Run NanoClaw agents on OpenAI's Codex CLI instead of the Claude Agent SDK. ChatGPT subscription or OPENAI_API_KEY.

What it does

  • Replace Claude Agent SDK with Codex CLI as the agent provider
  • Works with ChatGPT subscription or OPENAI_API_KEY
  • Native compaction at 40K cumulative input tokens
  • Per-group selection via container.json — mix Claude and Codex agents
  • BYO endpoint mode for OpenAI-compatible providers (Groq, Together, vLLM)

What you'll need

  • NanoClaw installed and running
  • Either a ChatGPT subscription or an OpenAI API key
  • Familiarity with NanoClaw's agent_provider model

Install

/add-codex

How it works

NanoClaw runs each agent group in a long-lived poll loop inside its container. The backend is selected with AGENT_PROVIDERclaude (default), opencode, codex, or mock.

The /add-codex skill copies the Codex provider from the providers branch and wires it in. Codex runs as codex app-server, a child process that speaks JSON-RPC over stdio. That gives it native session resume, streaming events, MCP tool access, and thread/compact/start compaction — same feature bar as the Claude Agent SDK, without the Anthropic-only lock-in.

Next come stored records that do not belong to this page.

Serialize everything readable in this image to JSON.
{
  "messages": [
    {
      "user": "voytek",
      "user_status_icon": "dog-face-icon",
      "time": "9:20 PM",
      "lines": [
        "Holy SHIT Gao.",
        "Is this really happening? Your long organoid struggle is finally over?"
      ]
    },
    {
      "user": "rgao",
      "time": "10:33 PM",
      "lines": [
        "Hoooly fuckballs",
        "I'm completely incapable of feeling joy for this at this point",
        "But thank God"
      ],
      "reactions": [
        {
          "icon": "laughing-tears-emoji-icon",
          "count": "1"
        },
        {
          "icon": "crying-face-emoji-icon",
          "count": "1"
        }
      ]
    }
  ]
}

This is per-group, not global. You can run some agents on Claude, some on Codex, some on OpenCode — flip a flag in container.json.

Setup

The skill walks you through:

  1. Fetch the providers branch.
  2. Copy codex.ts provider files into src/providers/ and container/agent-runner/src/providers/.
  3. Add the self-registration import to both barrels.
  4. Pin CODEX_VERSION in container/Dockerfile and add a dedicated RUN block for the Codex CLI install.
  5. Rebuild host and container.

Auth options

Option A: ChatGPT subscription (recommended for individuals). Run codex login on the host. NanoClaw copies your auth.json into a per-session ~/.codex directory mounted into the container.

Option B: API key (recommended for CI / API billing). Set OPENAI_API_KEY and CODEX_MODEL in .env. If both subscription and API key are present, Codex prefers the subscription.

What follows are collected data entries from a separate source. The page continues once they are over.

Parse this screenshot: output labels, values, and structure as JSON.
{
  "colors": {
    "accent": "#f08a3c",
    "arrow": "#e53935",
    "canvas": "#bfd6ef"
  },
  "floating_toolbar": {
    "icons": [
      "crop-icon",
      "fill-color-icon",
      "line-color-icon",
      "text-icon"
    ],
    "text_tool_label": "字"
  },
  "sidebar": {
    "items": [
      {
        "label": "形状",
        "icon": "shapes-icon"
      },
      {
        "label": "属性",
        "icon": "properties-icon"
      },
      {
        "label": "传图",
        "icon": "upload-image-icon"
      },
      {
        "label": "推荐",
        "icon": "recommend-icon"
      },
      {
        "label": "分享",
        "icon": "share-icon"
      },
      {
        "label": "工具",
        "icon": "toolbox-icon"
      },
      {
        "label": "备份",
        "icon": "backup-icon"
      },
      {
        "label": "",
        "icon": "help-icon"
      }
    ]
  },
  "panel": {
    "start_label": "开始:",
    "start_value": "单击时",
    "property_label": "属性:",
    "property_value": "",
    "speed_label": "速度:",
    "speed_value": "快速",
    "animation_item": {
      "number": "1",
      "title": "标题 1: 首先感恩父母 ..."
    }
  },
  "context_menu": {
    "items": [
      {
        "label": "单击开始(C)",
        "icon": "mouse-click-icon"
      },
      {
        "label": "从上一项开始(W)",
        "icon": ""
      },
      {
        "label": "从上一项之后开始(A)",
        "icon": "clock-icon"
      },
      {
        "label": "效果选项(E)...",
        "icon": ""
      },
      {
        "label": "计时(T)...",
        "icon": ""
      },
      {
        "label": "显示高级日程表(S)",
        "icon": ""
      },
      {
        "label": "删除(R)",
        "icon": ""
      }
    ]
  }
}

Option C: BYO OpenAI-compatible endpoint (experimental). Set OPENAI_BASE_URL to point at Groq, Together, vLLM, or any OpenAI-compatible provider. Quality of tool calling depends on the model — smaller models often struggle with multi-step tool orchestration.

Per-group config

Set the provider in two places that must agree:

  • groups/<folder>/container.json"provider": "codex"
  • agent_groups.agent_provider'codex' (or override per-session via sessions.agent_provider)

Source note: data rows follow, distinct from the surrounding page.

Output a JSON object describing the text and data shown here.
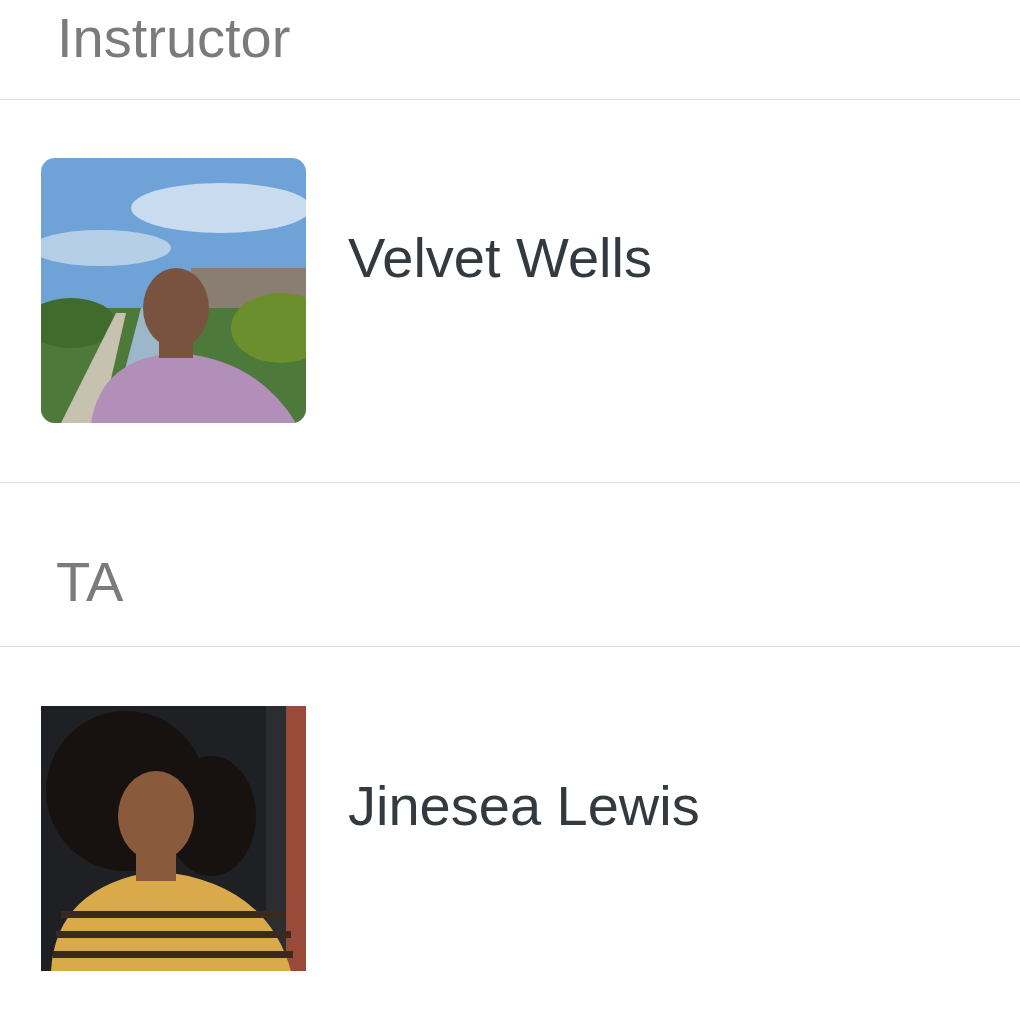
{
  "sections": [
    {
      "heading": "Instructor",
      "people": [
        {
          "name": "Velvet Wells",
          "photo": {
            "kind": "picture",
            "rounded": true
          }
        }
      ]
    },
    {
      "heading": "TA",
      "people": [
        {
          "name": "Jinesea Lewis",
          "photo": {
            "kind": "picture",
            "rounded": false
          }
        }
      ]
    }
  ]
}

The container reads container.json directly. The DB columns drive host-side env passthrough (per-session ~/.codex mount, OPENAI_* / CODEX_MODEL).

What you get

  • Native compaction kicks in automatically at 40K cumulative input tokens between turns. If compaction fails, the provider logs and continues uncompacted — no fatal error.
  • Stale thread recoveryisSessionInvalid matches stale-thread errors so a cold-started app-server recovers cleanly when it sees a stored continuation it no longer has.
  • Mid-turn input queueing — turns don’t accept mid-turn messages, so follow-up push() calls queue and drain between turns. The poll-loop only pushes between turns anyway, so no messages are dropped.
  • Per-session ~/.codex — each group gets its own copy of the host’s auth.json. The container can rewrite config.toml freely without touching the host’s Codex config.

Tips

  • Codex vs. OpenCode: Codex is OpenAI-flavored. OpenCode is multi-provider (Anthropic, OpenRouter, DeepSeek, etc.). Pick Codex if you want the native OpenAI experience; OpenCode if you want to swap models freely.
  • Approvals are auto-accepted inside the container — the container is the sandbox, same posture as Claude.
  • If the agent hangs after install, check ~/.codex/auth.json exists on the host (Option A) or that OPENAI_API_KEY is forwarding into the container (docker exec ... env | grep OPENAI).
  • Bumping CODEX_VERSION is intentional. Pin a version, test, then update — latest can introduce breaking changes.